The U.S. market for organic products had a record year in 2018, breaking the $50 billion mark for the first time, according to the Organic Trade Association.
Including food and nonfood items, organic sales rose 6.3% to $52.5 billion last year, the association reported in its 2019 Organic Industry Survey. Record levels were reached for both segments: Sales climbed by 5.9% to $47.9 billion for organic foods and by 10.6% to $4.6 billion for nonfoods.
Organic product sales growth also topped that of the general market, which saw sales rise 2.3% for food and 3.7% for nonfood, the report said.
With 5.7% of food now sold in the United States being organic, this product segment is no longer a niche market, the Organic Trade Association noted. The group said that both food and nonfood organic items can be found in all supermarket aisles, at big-box mass merchants, in warehouse clubs, at convenience stores and at online retailers.
“Organic is now considered mainstream,” Laura Batcha, CEO and executive director of the Organic Trade Association, said in a statement.
Produce remains the largest organic category. In 2018, fruit and vegetables represented 36.3% of all organic food sales. The Organic Trade Association said organic fruit and vegetables accounted for 14.6% of all produce sold in the U.S. last year, and the segment has nearly doubled its market share in the past 10 years.
Sales of organic fruit and vegetables totaled $17.4 billion in 2018, up 5.6% year over year, about the same growth as in 2017, according to the survey. Still, that exceeded growth in the overall fruit and vegetables market, which — including conventional and organic products — saw sales edge up 1.7% last year.

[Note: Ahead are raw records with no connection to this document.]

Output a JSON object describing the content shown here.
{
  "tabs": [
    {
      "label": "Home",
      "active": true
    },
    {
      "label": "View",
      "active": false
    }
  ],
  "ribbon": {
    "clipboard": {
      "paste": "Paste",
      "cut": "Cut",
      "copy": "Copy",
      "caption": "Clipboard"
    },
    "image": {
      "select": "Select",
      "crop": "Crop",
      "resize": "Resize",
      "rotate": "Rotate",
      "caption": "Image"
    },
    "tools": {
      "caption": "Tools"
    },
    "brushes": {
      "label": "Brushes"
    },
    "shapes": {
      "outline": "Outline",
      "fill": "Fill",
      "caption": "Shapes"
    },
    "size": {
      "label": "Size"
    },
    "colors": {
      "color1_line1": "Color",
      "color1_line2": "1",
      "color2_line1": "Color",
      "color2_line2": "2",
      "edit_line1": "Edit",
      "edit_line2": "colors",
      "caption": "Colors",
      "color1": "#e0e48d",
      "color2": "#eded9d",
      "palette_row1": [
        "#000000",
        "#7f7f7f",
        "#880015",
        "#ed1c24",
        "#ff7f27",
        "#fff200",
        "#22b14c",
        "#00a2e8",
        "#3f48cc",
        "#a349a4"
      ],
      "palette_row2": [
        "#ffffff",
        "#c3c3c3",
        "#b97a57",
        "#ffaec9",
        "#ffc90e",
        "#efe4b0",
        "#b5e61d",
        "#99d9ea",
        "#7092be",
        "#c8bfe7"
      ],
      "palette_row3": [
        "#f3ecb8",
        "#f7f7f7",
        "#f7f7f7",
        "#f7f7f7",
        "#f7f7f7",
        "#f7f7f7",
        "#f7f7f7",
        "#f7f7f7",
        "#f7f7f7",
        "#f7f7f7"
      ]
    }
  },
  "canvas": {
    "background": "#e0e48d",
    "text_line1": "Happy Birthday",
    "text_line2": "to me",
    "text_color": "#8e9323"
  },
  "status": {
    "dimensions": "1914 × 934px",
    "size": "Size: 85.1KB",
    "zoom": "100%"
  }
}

Popular organic fresh produce items in 2018 included carrots, greens, apples and bananas, while such products as organic berries, avocados, brussels sprouts, cauliflower and tropical fruits like mangoes and papayas also saw increased sales growth. Organic frozen, canned, and dried vegetable and fruit products also experienced gains, the survey said.
The second-largest organic category, dairy and eggs, had slower growth for 2018, reflecting an overall trend in the U.S. dairy sector amid shifting diet trends, according to the Organic Trade Association. Organic dairy and egg sales inched up 0.8% to $6.5 billion last year. Organic egg sales came in at $858 million, up 9.3% year over year but less than the double-digit growth seen in the first part of this decade, the association said.

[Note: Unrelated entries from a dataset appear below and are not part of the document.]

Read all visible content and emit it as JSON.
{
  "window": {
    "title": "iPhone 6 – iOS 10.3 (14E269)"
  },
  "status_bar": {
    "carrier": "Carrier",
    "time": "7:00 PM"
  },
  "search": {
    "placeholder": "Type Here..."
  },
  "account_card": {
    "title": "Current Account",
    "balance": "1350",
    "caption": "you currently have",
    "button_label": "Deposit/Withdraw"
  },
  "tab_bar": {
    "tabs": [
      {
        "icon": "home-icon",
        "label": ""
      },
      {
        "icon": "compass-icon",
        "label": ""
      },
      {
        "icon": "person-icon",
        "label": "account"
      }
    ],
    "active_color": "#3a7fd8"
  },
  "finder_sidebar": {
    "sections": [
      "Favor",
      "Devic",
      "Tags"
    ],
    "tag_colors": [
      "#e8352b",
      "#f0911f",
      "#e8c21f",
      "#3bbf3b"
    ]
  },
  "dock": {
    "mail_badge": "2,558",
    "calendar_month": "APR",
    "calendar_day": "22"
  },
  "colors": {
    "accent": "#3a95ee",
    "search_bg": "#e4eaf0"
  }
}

Shoppers are turning to organic dairy for products free of antibiotics, synthetic hormones and chemicals, the survey revealed. But in the milk segment, consumers — who once favored skim and lowfat milk — are embracing products high in healthy fats and protein, and many Millennials have also moved away from livestock-based products toward plant-based food and beverages, the Organic Trade Association said, adding that the industry has responded with milk beverages containing higher protein, more full-fat dairy products, new flavors and grass-fed products.
The organic produce section at an Aldi location.
“The attitudes surrounding organic are anything but status quo. In 2018, there was a notable shift in the mindset of those working in organic toward collaboration and activism to move the needle on the role organic can play in sustainability and tackling environmental initiatives,” explained Batcha. “Activism is a natural reaction from an industry that is really close to the consumer. When we are in an environment where government is not moving fast enough, the industry is choosing to move to meet the consumer rather than get stalled.”
That trend is especially evident in the organic nonfood market. The 10.6% year-over-year growth in organic nonfoods surpassed both the 7.4% growth rate achieved by the segment in 2017 and the 3.6% growth rate reported in 2018 for the overall nonfood sector (including conventional and organic items).
According to the report, the biggest growth came from fiber, where sales surged 12.5% to $1.8 billion in 2018. The largest nonfood organic category, fiber represented 40% of the market segment.
Driving growth in organic nonfood products are the same factors pushing consumers to eat organic foods, whether it’s “napkins for their dinner table, food for their pets, lotions they put on their skin or the supplements they ingest,” the Organic Trade Association said. That includes clean labels, reduced chemicals and more supply-chain transparency and sustainability, with the latter being championed by Millennials in particular. The association added that the USDA Organic seal is generating new appeal as shoppers see the certification encompassing such qualities as non-GMO and no toxic pesticides or chemicals, dyes and preservatives.
“Organic is in a unique and tough environment. The government is slowing the advancement of the organic standard, but the positive news is that industry is finding ways to innovate and get closer to the consumer without walking away from the organic program. The sector is innovating yet requiring that federal organic be in place,” according to Batcha. “So whether it’s grass-fed, regenerative or Global Organic Textile Standard-certified, they all have to be organic. The industry is committed to standards and giving consumers what they want.”